YochkoSeffer_Hangosh-lHommePrimitifEn 2016, il serait probablement mal venu d’attendre du saxophoniste hongrois Yochk’o SEFFER « quelque chose de neuf ». Lui qui s’est fait connaître pour son implication dans deux groupes pionniers des musiques nouvelles européennes dans les années 1970 (MAGMA, ZAO, et son extension « sefferienne » NEFFESH MUSIC) et dans le free jazz (PERCEPTION) ; lui qui, à travers sa pléthorique carrière soliste, a montré sa maîtrise des sept instruments de la famille des saxophones, en plus du piano, et s’est même illustré sur des instruments moins courants comme le tarogato, n’a jamais dévié de sa route et de ses « roots » et est resté fidèle à un langage musical qui lui est propre, défini par la fameuse antienne de Yochk’o : « Mon grand-père est Béla BARTOK et mon père John COLTRANE. »

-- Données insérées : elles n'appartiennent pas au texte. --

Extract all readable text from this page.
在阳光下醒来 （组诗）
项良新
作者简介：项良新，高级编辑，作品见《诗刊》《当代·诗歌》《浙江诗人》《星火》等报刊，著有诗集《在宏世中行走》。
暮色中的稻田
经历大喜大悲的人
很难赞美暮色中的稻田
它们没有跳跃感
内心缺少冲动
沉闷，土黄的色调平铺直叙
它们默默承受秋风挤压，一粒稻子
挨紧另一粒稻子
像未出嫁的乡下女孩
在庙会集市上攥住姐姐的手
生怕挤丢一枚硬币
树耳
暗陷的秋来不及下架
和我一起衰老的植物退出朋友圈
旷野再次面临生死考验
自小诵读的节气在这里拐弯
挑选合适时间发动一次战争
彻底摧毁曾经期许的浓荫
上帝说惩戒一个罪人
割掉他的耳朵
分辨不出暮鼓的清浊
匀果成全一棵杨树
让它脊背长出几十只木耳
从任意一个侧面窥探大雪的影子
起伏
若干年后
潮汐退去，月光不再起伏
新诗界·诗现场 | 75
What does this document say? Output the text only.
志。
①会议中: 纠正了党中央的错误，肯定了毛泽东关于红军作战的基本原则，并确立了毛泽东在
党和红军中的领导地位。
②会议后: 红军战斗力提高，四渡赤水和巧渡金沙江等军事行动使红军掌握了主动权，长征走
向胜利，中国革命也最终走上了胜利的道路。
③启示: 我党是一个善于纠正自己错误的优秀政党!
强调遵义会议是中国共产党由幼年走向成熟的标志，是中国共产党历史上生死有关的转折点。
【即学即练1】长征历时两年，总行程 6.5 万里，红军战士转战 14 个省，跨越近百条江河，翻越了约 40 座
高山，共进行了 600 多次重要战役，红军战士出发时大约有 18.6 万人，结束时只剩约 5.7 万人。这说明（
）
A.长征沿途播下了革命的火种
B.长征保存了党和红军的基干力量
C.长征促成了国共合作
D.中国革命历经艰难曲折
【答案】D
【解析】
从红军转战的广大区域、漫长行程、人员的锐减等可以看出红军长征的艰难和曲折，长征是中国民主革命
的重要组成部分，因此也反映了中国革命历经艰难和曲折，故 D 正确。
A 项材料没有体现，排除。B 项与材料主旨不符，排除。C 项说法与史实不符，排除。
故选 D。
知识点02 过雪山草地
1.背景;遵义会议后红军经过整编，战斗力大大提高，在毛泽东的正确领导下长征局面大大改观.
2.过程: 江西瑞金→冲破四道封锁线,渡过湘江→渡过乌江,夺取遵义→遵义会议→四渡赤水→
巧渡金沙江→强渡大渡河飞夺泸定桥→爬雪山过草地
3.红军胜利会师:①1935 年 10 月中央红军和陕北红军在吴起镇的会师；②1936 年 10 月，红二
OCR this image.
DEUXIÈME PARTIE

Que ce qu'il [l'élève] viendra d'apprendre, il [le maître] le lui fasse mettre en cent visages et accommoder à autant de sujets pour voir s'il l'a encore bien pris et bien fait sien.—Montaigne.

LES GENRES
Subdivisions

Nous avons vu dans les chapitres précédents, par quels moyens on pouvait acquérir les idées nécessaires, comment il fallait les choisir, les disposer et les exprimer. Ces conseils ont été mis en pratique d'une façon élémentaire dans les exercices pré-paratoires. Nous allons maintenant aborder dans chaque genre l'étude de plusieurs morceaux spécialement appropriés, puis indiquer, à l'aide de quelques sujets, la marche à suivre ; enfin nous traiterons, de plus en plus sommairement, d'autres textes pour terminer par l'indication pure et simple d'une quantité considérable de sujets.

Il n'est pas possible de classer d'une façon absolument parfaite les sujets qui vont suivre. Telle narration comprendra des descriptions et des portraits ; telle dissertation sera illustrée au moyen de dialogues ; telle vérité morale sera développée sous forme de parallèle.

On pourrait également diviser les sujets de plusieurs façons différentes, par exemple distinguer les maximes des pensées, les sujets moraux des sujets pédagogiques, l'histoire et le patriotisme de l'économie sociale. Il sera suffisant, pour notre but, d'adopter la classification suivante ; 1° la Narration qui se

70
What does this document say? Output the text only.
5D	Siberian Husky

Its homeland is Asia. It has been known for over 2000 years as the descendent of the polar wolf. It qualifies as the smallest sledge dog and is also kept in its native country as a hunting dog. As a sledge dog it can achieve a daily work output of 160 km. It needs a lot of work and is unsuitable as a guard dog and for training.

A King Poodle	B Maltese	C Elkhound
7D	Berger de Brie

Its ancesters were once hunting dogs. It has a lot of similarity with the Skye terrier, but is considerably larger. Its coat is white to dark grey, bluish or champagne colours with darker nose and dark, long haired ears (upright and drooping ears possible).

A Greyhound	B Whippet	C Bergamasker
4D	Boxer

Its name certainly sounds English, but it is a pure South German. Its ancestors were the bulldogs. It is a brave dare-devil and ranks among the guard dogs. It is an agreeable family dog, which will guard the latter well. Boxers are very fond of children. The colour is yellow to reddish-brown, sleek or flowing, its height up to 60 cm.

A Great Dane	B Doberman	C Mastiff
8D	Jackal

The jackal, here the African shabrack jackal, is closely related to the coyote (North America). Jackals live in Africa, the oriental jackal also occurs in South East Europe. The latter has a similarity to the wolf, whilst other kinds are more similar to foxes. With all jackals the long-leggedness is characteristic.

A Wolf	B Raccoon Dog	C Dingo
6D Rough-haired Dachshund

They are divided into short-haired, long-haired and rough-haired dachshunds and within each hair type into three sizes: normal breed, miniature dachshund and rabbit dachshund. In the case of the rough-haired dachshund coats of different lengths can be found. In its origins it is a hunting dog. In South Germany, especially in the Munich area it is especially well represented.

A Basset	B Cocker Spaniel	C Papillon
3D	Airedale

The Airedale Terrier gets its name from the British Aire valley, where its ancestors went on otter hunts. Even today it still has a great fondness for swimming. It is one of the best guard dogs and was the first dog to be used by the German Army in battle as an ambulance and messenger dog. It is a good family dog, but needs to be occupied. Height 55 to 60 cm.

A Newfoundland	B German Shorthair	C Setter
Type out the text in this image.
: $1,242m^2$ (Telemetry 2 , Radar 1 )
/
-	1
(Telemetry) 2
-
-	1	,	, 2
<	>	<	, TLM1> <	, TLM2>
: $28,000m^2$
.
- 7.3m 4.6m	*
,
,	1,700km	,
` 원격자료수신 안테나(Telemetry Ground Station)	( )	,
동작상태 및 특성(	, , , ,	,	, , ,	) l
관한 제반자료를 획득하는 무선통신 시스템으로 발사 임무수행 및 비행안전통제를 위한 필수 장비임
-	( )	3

Les plus blasés auront donc beau jeu de dire que, de Yochk’o SEFFER, on a tout entendu. C’est sans doute vrai ; mais après 50 ans de carrière, son inspiration ne se tarit pas, et son souffle reste convaincu et convaincant. C’est ce que démontre Hangosh (L’Homme primitif).

Terme hongrois qui signifie « la voix », Hangosh est un opus dans lequel Yochk’o SEFFER poursuit l’exploration de son langage en osant encore innover. Sur la première partie de l’album, il fait cause commune avec le percussionniste François CAUSSE (ZAO, OFFFERING, GONG, ETHNIC TRIO). C’est ainsi que le morceau d’ouverture, Hang J, fait entendre un son nouveau dans la musique de SEFFER, le hang, un idiophone hybride de création assez récente constitué de deux plaques d’acier attachées ensemble qui lui donne une allure d’OVNI. Les résonances qu’il dégage le sont tout autant, distillant une atmosphère de sérénité que le sopranino de Yochk’o SEFFER traverse nonchalamment avant d’y intégrer un peu de mouvement.

C’est également dans une ambiance « ethnisante » que démarre Titly, avant d’amorcer un virage vers des rythmes impairs chers à la tradition hongroise, et on bascule sans prévenir dans l’univers de NEFFESH MUSIC, Yochk’o SEFFER se dédoublant au sax sopranino et au piano pour quelques chorus bien extatiques tandis que François CAUSSE retrouve sa batterie avec une vigueur jouissive. Ce morceau à tiroirs devrait rappeler bien des souvenirs aux fans de la première époque…

Les deux compères se rajoutent des couches instrumentales sur Zongora pour Kotrab (« Z’y vas comme il cause le verlan ! »), qui fait intervenir piano synthétique et sculpture sonore en plus du piano acoustique et du sax de SEFFER, et un vibraphone en plus de la batterie et des autres percussions de François CAUSSE. Ce foisonnement de couleurs, allié à un jeu très en verve, donne l’impression d’écouter un quartette qui synthétiserait les voies explorées par Yochk’o.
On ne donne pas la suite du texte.